Premium prices Small acres and Argentine crop failure should create favourable prices
MORDEN, Man. — Farmers with the guts to grow edible beans this year should get a bellyful of good prices this year, says a leading exporter of the crops.
Low acres in the North American bean belt and devastation of the crop in Argentina add up to big prices and good demand.
“Most varieties look bullish,” said Legumex Walker special crops merchandiser Ivan Sabourin, as he gave a market outlook during the Manitoba Pulse Growers Association annual field day.
“Hopefully we can take advantage of this year and everyone will do well.”
Bad prices compared to other crop choices last year led to low acres being seeded in Manitoba.
Then the heart of North Dakota bean country was hit by saturated soils in the spring, preventing much seeding.

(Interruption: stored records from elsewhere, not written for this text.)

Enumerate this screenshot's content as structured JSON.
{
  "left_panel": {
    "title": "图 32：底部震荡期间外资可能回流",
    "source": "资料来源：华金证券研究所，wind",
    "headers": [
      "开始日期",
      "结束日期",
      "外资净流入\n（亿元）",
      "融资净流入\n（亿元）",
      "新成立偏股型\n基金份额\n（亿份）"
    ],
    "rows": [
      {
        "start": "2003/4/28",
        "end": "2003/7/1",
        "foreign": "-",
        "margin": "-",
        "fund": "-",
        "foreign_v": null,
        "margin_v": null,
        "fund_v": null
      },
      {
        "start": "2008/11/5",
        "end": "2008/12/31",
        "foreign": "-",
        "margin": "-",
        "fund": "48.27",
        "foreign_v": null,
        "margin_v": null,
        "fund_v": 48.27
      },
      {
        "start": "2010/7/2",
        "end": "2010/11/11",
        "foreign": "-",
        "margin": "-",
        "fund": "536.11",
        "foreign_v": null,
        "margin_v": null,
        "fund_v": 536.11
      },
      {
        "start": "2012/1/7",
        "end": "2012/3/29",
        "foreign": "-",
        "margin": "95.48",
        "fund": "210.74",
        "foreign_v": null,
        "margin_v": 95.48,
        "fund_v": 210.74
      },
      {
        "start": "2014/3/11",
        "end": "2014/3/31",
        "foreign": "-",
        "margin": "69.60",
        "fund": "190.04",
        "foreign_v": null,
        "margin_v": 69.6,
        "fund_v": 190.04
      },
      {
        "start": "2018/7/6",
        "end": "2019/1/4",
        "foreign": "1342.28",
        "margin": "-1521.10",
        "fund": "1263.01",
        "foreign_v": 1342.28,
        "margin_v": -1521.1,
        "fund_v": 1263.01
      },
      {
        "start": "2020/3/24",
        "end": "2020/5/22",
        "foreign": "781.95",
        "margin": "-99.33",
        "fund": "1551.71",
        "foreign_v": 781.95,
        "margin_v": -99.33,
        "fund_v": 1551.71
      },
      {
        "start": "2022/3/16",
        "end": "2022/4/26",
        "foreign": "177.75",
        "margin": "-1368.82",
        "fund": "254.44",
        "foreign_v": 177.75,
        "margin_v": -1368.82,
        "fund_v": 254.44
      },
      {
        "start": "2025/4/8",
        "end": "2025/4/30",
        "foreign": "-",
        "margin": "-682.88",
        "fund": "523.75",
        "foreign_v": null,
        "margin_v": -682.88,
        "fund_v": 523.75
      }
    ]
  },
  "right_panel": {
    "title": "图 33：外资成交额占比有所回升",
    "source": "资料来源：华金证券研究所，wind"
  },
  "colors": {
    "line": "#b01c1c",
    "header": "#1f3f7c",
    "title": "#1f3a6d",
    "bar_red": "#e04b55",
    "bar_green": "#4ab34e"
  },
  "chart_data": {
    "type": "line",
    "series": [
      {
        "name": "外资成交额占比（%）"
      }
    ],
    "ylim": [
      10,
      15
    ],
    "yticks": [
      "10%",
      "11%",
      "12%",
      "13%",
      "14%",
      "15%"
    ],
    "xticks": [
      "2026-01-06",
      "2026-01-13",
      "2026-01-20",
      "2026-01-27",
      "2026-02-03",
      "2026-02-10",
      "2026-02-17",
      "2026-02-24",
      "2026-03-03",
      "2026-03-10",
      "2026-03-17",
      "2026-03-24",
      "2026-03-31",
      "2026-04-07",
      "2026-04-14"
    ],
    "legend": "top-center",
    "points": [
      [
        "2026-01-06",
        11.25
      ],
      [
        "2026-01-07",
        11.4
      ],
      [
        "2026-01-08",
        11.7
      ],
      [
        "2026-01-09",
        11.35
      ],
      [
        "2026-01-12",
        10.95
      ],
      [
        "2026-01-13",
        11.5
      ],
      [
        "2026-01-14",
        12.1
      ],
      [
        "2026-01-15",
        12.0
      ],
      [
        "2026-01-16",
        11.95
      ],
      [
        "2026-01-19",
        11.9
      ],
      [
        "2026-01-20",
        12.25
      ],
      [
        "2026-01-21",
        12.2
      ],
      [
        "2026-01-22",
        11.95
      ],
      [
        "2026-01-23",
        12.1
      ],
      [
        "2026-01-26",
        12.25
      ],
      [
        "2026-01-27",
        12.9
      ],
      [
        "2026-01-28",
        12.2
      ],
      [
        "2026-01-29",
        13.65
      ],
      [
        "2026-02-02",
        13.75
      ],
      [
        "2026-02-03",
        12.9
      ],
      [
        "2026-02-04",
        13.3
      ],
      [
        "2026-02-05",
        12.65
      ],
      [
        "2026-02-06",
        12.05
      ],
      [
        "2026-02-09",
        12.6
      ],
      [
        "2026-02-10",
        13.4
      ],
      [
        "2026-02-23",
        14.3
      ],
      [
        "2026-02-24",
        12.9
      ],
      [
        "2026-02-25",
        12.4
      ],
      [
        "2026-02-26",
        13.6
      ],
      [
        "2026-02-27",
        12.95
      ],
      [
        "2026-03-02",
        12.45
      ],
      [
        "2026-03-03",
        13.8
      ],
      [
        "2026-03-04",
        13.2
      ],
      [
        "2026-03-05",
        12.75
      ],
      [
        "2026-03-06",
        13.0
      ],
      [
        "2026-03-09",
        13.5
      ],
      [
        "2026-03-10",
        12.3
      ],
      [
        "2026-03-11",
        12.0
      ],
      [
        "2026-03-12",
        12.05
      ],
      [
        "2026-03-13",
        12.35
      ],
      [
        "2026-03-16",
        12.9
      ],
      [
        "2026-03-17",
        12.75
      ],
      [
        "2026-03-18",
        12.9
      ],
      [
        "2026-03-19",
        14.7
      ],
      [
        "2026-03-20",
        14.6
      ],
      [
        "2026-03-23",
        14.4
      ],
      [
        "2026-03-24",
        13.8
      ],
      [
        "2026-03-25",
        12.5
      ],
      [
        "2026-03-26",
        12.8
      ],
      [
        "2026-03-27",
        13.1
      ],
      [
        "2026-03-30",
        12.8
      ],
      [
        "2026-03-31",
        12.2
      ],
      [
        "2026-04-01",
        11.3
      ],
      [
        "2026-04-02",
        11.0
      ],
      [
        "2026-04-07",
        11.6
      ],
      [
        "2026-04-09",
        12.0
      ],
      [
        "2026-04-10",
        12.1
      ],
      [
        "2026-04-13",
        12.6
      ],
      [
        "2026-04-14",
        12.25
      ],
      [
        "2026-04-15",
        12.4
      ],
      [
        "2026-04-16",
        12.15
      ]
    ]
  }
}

That left North American production low, so the wreck of the crop in Argentina has left global tradeable supplies short and buyers scrambling to find supplies.

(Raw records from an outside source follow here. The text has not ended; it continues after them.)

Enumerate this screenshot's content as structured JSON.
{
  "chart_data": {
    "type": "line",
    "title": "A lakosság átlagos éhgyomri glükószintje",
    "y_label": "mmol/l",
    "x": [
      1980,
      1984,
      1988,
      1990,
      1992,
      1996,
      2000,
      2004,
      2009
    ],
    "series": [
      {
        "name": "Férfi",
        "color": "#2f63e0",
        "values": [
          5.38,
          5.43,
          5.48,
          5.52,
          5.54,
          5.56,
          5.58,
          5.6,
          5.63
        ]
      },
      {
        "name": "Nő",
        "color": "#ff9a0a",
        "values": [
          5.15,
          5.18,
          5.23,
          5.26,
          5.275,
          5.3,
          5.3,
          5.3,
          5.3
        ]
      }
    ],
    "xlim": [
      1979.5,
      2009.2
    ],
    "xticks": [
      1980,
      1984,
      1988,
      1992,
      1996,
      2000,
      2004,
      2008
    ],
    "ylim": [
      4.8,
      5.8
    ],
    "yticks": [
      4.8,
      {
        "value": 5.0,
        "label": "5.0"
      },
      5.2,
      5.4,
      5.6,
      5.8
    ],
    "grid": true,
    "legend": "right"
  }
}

Black beans were particularly badly hit by the Argentine wreck.
“They virtually had a zero crop last year,” said Sabourin.

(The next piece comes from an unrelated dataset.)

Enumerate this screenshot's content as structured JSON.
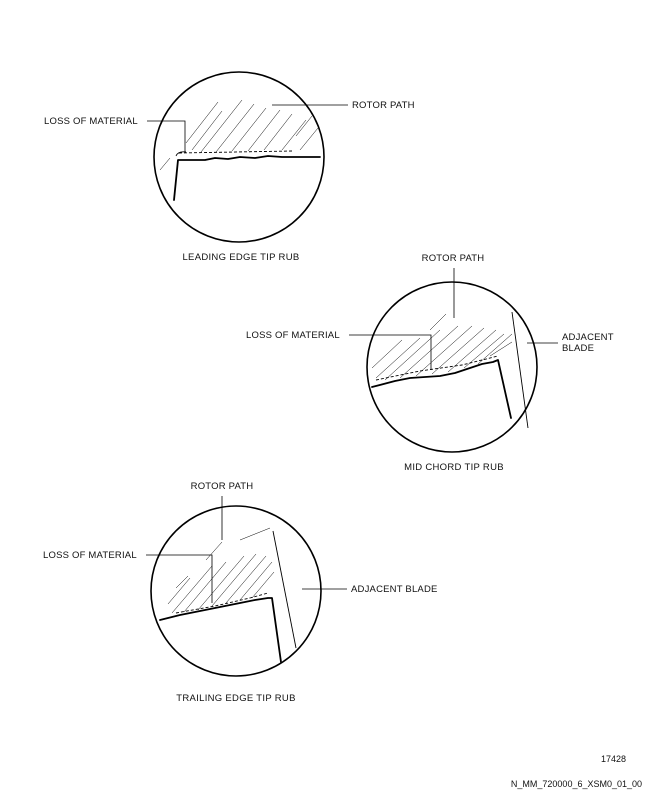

The major producer and exporter will actually have to import seed for its next crop.
Pinto bean production is very low in North America after Manitoba growers slashed acres and North Dakota growers couldn’t seed what they planned. In the Grafton and Devil’s Lake areas, farmers couldn’t get onto their fields and didn’t get their contracted acres in, Sabourin said.
Altogether, North American production will probably be down 40 percent. That has radically changed the supply and demand balance.
“The carryover we thought might be an issue this year should not be present going into this crop year,” said Sabourin.
There will probably be less than two million bags in store this crop year, which is little more than a month’s supply.
Manitoba growers might not see the same premium prices compared to North Dakota prices this year, Sabourin said, because the premiums were based on export sales out of Montreal. This year sales are likely to be dominated by purchases by American processors, so American growers are likely to have the freight advantage.
“If you’re comparing the North Dakota price from last year to this year, don’t expect those same premiums as we saw this year,” said Sabourin.
Few Manitoba farmers grew cranberry beans this year, after facing poor returns because of Argentine and Chinese competition, but anyone who did is looking at good prices.
“They should be near all-time highs,” said Sabourin.
A perennial wild card in the market is the Chinese situation, both for production and stocks.
“It’s still a question mark. We don’t have a clear picture of what China has to offer for next year.”